O fato é que Calígula foi se isolando. Nem o povo, que a princípio havia apreciado as humilhações impostas a senadores e aristocratas, parecia estar ao lado de seu imperador.

morte de Calígula
A Roman Emperor (1871), de Lawrence Alma-Tadema, mostra Calígula morto e o novo imperador atrás das cortinas.

A conspiração fatal envolveu senadores e sobretudo guardas pretorianos, liderados por Cássio Quereia. Além dos motivos já mencionados, motivava Quereia o fato de ser humilhado constantemente por Calígula.
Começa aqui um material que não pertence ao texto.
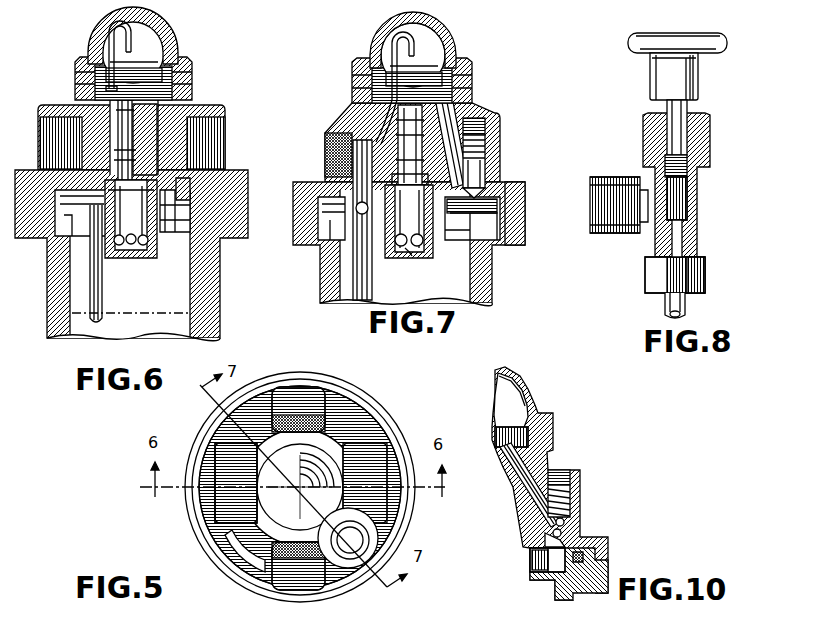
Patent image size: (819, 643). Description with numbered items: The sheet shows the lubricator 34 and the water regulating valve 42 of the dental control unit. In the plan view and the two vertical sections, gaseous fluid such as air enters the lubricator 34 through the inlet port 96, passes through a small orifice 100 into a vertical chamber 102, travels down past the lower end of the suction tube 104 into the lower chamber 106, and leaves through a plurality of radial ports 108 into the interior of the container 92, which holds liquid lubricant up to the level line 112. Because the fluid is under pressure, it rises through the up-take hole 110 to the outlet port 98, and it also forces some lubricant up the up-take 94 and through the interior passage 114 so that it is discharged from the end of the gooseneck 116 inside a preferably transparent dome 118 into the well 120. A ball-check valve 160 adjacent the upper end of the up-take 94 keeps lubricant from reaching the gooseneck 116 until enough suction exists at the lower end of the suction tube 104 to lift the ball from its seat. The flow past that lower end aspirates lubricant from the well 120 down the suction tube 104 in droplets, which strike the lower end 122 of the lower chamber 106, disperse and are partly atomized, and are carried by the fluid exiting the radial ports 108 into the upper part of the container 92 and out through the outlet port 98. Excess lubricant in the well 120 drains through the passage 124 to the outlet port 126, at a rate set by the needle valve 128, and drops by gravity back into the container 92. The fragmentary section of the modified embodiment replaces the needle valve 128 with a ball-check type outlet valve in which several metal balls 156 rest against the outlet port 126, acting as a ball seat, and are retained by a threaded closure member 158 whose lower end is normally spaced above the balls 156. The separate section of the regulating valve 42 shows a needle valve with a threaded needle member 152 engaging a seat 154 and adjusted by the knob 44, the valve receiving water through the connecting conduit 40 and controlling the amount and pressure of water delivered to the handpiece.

In FIG. 6, the lubricator 34 is at (228, 110).
In FIG. 7, the lubricator 34 is at (501, 142).
In FIG. 5, the lubricator 34 is at (352, 382).
In FIG. 10, the lubricator 34 is at (587, 524).
In FIG. 8, the connecting conduit 40 is at (684, 307).
In FIG. 8, the regulating valve 42 is at (655, 232).
In FIG. 8, the adjusting knob 44 is at (648, 42).
In FIG. 6, the container 92 is at (218, 292).
In FIG. 7, the container 92 is at (490, 298).
In FIG. 10, the container 92 is at (572, 600).
In FIG. 6, the up-take 94 is at (94, 282).
In FIG. 7, the up-take 94 is at (355, 272).
In FIG. 6, the inlet port 96 is at (52, 145).
In FIG. 5, the inlet port 96 is at (215, 500).
In FIG. 6, the outlet port 98 is at (218, 145).
In FIG. 5, the outlet port 98 is at (378, 516).
In FIG. 6, the orifice 100 is at (120, 112).
In FIG. 6, the vertical chamber 102 is at (146, 112).
In FIG. 6, the suction tube 104 is at (96, 168).
In FIG. 7, the suction tube 104 is at (398, 157).
In FIG. 6, the lower chamber 106 is at (148, 232).
In FIG. 7, the lower chamber 106 is at (393, 258).
In FIG. 6, the radial ports 108 is at (129, 250).
In FIG. 7, the radial ports 108 is at (425, 242).
In FIG. 6, the up-take hole 110 is at (186, 180).
In FIG. 6, the level line 112 is at (126, 316).
In FIG. 7, the interior passage 114 is at (370, 120).
In FIG. 6, the gooseneck 116 is at (108, 30).
In FIG. 7, the gooseneck 116 is at (382, 37).
In FIG. 6, the dome 118 is at (172, 33).
In FIG. 7, the dome 118 is at (445, 40).
In FIG. 5, the dome 118 is at (270, 507).
In FIG. 10, the dome 118 is at (522, 380).
In FIG. 6, the well 120 is at (181, 62).
In FIG. 7, the well 120 is at (455, 60).
In FIG. 7, the lower end 122 is at (414, 258).
In FIG. 7, the passage 124 is at (460, 108).
In FIG. 10, the passage 124 is at (545, 466).
In FIG. 7, the outlet port 126 is at (506, 196).
In FIG. 10, the outlet port 126 is at (548, 538).
In FIG. 7, the needle valve 128 is at (483, 168).
In FIG. 5, the needle valve 128 is at (344, 558).
In FIG. 8, the threaded needle member 152 is at (681, 202).
In FIG. 8, the seat 154 is at (688, 229).
In FIG. 10, the metal balls 156 is at (553, 531).
In FIG. 10, the threaded closure member 158 is at (567, 514).
In FIG. 7, the ball-check valve 160 is at (335, 190).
A ocasião foram os Jogos Palatinos de 41 d.C., evento festivo em homenagem ao imperador Augusto. No último dia dos jogos, enquanto Calígula retornava ao palácio, foi surpreendido por Quereia no meio de uma galeria subterrânea (criptopórtico). Quereia o atingiu uma vez com um golpe de espada. Ferido, Calígula ainda tentou escapar, mas foi surpreendido por outros conspiradores, que o apunhalaram várias vezes.

Quem sucedeu Calígula?

Após o assassinato do imperador, guardas pretorianos invadiram o palácio e mataram a esposa, Milônia Sesônia, e a filha de Calígula. A ideia era não deixar qualquer sucessor. Só poupam Cláudio, tio de Calígula.

No Senado, discutia-se quem seria o novo imperador. Alguns até pensavam na possibilidade de restabelecer o regime republicano. Mas os pretorianos, avessos à ideia de República, regime que lhes tiraria poder, impuseram o nome de Claúdio como novo imperador.